Jova Beach Party a Vasto, la Procura apre un fascicolo. Intanto è 'no' per Pescara
La Procura di Vasto ha aperto un fascicolo, per ora intestato ad 'atti relativi', sulla vicenda del concerto saltato di Jovanotti a Fosso Marino.
Si tratta di un atto dovuto dopo le varie denunce e per il momento, in attesa delle indagini, non risulterebbero nè indagati nè ipotesi di reato. Il Prefetto di Chieti oggi è stato circa un’ora e mezza in procura. In merito all’impatto ambientale del concerto nei giorni scorsi le forze dell’ordine avevano presentato vari esposti.

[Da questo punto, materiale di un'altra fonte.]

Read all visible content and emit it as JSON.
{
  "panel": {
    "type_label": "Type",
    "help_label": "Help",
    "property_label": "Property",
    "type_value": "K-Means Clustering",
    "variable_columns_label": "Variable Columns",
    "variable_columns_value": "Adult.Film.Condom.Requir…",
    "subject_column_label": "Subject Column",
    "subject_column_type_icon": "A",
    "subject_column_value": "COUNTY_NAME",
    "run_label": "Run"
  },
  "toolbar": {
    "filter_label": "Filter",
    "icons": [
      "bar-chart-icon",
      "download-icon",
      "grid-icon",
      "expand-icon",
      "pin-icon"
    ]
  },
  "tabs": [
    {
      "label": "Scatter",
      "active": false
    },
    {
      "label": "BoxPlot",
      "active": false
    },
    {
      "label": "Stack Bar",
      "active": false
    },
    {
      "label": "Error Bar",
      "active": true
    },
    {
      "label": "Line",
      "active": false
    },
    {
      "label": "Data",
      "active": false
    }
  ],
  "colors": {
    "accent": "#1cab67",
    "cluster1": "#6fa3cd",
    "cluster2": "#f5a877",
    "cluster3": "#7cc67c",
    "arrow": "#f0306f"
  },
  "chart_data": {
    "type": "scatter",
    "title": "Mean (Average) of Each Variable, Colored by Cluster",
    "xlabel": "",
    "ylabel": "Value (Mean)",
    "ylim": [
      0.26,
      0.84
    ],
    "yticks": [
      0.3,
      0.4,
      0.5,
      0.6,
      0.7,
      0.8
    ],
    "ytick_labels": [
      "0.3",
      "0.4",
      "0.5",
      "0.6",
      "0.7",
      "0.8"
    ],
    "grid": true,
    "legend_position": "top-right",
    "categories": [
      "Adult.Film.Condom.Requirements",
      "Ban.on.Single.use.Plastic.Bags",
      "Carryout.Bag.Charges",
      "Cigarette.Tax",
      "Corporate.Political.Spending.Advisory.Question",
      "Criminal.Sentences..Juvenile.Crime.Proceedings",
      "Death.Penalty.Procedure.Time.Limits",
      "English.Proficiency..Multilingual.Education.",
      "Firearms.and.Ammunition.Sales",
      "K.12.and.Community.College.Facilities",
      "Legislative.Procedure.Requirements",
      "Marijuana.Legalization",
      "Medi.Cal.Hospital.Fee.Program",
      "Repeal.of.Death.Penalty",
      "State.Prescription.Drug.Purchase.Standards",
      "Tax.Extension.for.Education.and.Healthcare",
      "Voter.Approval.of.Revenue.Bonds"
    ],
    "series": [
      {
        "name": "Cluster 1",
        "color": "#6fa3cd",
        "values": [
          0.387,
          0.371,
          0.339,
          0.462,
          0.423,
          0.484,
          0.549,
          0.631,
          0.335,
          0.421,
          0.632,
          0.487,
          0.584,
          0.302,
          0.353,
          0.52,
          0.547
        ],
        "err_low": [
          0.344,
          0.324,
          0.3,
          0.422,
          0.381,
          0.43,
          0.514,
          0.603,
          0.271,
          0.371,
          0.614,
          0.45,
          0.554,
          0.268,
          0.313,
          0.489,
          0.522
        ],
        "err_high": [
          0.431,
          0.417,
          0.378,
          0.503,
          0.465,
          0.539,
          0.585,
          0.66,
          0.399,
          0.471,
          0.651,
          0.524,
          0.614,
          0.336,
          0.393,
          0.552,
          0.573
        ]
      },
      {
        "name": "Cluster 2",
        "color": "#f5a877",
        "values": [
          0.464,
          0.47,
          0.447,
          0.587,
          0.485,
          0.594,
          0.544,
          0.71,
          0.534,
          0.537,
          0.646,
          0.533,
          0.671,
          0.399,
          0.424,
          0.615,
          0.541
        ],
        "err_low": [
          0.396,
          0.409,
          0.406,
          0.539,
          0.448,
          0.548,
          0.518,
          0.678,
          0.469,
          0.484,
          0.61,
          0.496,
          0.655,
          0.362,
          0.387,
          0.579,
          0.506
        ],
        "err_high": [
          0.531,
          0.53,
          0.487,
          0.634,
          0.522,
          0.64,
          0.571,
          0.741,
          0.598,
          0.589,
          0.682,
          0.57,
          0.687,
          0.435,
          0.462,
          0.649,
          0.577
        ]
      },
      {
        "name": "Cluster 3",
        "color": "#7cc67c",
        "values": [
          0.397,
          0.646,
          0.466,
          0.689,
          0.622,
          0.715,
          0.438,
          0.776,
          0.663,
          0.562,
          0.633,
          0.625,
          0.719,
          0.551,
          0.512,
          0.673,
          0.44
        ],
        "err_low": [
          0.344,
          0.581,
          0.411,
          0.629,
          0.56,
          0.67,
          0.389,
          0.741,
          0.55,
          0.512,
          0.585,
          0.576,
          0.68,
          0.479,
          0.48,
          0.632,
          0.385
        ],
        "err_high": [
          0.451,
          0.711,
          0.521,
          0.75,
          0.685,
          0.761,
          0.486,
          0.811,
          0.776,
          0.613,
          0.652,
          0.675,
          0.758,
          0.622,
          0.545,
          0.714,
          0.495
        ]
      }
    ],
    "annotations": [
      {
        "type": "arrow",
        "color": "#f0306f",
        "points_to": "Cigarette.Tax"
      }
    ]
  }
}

Intanto è arrivato un definitivo 'no' questa mattina circa la fattibilità del Jova beach party a Pescara, dopo la candidatura avanzata dal comune in alternativa alla data di Vasto. Proprio mentre il sindaco Carlo Masci e l'assessore ai Grandi eventi, Alfredo Cremonese erano al lavoro «per attuare tutte le verifiche del caso», il manager di Jovanotti, Maurizio Salvadori, fa sapere che «seppur la zona spiaggia della Madonnina può risultare idonea, esistono criticità logistiche non superabili che, unitamente alla vicinanza dell’area protetta del fratino, portano purtroppo ad escludere di poter suonare lì». Lo rende noto l’amministrazione comunale di Pescara.